Named after the Greek goddess who spun the thread of life, Klotho proteins play an important role in the regulation of longevity and metabolism. In a recent Yale-led study, researchers revealed the three-dimensional structure of one of these proteins, beta-Klotho, illuminating its intricate mechanism and therapeutic potential.
The study findings, published in Nature, could have implications for therapies developed to treat a wide range of medical conditions, including diabetes, obesity, and certain cancers, the researchers said.
The Klotho family of two receptor proteins are located on the surface of cells of specific tissues. The proteins bind to a family of hormones, designated endocrine FGFs, that regulate critical metabolic processes in the liver, kidneys, and brain, among other organs. To understand how beta-Klotho works, the research team used X-ray crystallography, a technique that provides high-resolution, three-dimensional views of these proteins.
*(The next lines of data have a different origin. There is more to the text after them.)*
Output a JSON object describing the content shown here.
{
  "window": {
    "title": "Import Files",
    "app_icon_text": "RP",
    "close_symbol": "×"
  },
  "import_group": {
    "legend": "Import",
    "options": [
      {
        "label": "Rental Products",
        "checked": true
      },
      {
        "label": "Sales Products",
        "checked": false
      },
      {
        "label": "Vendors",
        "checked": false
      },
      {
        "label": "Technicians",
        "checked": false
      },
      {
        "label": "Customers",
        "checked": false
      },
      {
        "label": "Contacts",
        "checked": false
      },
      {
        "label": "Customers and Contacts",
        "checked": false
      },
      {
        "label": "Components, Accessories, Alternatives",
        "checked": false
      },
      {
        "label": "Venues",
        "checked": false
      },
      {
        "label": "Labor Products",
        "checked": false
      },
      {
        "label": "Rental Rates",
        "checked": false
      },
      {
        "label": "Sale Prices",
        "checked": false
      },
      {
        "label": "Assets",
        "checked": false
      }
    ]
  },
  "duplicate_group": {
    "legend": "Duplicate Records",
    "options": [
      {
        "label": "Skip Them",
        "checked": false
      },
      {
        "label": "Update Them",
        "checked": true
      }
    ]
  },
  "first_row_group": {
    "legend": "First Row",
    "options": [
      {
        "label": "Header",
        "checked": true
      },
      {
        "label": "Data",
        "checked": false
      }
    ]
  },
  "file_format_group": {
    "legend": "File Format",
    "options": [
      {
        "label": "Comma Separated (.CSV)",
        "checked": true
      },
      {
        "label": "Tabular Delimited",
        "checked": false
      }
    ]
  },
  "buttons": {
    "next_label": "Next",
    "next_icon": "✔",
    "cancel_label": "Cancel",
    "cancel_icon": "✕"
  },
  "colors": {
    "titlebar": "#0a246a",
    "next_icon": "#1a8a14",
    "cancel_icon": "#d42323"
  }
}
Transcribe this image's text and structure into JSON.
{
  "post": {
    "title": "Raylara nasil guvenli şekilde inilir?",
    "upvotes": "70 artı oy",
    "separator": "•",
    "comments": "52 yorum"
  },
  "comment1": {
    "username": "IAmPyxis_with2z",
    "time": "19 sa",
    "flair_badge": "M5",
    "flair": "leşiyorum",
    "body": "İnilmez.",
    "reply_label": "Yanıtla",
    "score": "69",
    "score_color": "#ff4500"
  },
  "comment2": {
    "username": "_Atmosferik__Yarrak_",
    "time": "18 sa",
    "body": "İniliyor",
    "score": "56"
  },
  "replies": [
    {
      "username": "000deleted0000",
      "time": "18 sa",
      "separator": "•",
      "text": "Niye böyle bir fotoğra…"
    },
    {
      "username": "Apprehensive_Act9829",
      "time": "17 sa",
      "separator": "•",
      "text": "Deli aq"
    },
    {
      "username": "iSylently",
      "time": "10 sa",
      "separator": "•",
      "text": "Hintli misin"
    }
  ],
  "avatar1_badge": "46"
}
The researchers’ analysis yielded several insights. First, beta-Klotho is the primary receptor that binds to FGF21, a key hormone produced upon starvation. When bound to beta-Klotho, FGF21 stimulates insulin sensitivity and glucose metabolism, causing weight loss. This new understanding of beta-Klotho and FGF21 can guide the development of therapies for conditions such as type 2 diabetes in obese patients, the researchers said.
“Like insulin, FGF21 stimulates metabolism including glucose uptake,” said Joseph Schlessinger, senior author and chair of pharmacology at Yale School of Medicine. “In animals and in some clinical trials of FGF21, it shows that you can increase burning of calories without changing food intake, and we now understand how to improve the biological activity of FGF21.” The authors also describe a new variant of FGF21 that has 10 times higher potency and cellular activity.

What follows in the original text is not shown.